Reconstructing Social Reality: The Rhetorical Approach of Documentary Films to Social Problems in Uncut Playing with Life
Abstract
The constant innovations in media technology are creating both positive and negative impacts in human lives. The documentary film, which has been highly appraised because of its affinity with human lives as a mirror of social realities, has been affected by these technological innovations, leading to creation of documentary variants like mockumentary and docu-soap. These documentary variants which are usually seriously mediated, however, have caused documentary theorists to query the very basis of the documentary film which is its fidelity or truthful recording and presentation of realities. This query, therefore, has led to questions such as; how true is the documentary film's recording of human social realities? With the mediation of the director who must interpret the realities from his own point-of-view, how much of these realities are altered in the final analysis? With the new hybrids, is the documentary film still an effective tool of social change? This paper relied structuration theory of Giddens which saw social relations as a function and/or operation of structure. Therefore, the paper examined the structural attributes of the documentary as encoded in Uncut Playing With Life (2000) produced by Communicating for Change to address the issue of female genital mutilations in some parts of Nigeria.

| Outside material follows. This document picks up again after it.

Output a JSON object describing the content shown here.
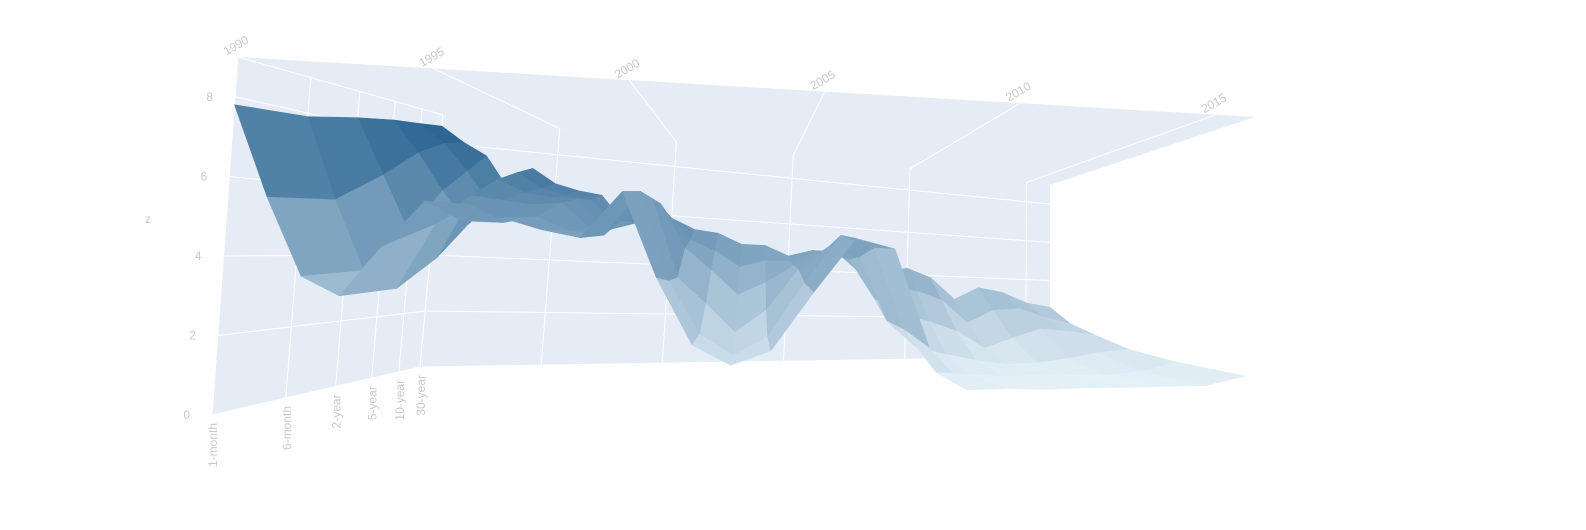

It employed the historical analytical method to evaluate the rhetorical and/or dialectical approach of the documentary to human social realities so as to determine its effectiveness as a tool of change.
The paper argued that though the documentary variants haveĀ indeed expanded their focuses beyond the scope of human realities, the mainstream documentary film, despite its reconstruction of reality and structural mediation, still gravitates towards truth as much as possible. The documentary, it posited, remains an effective tool of social change.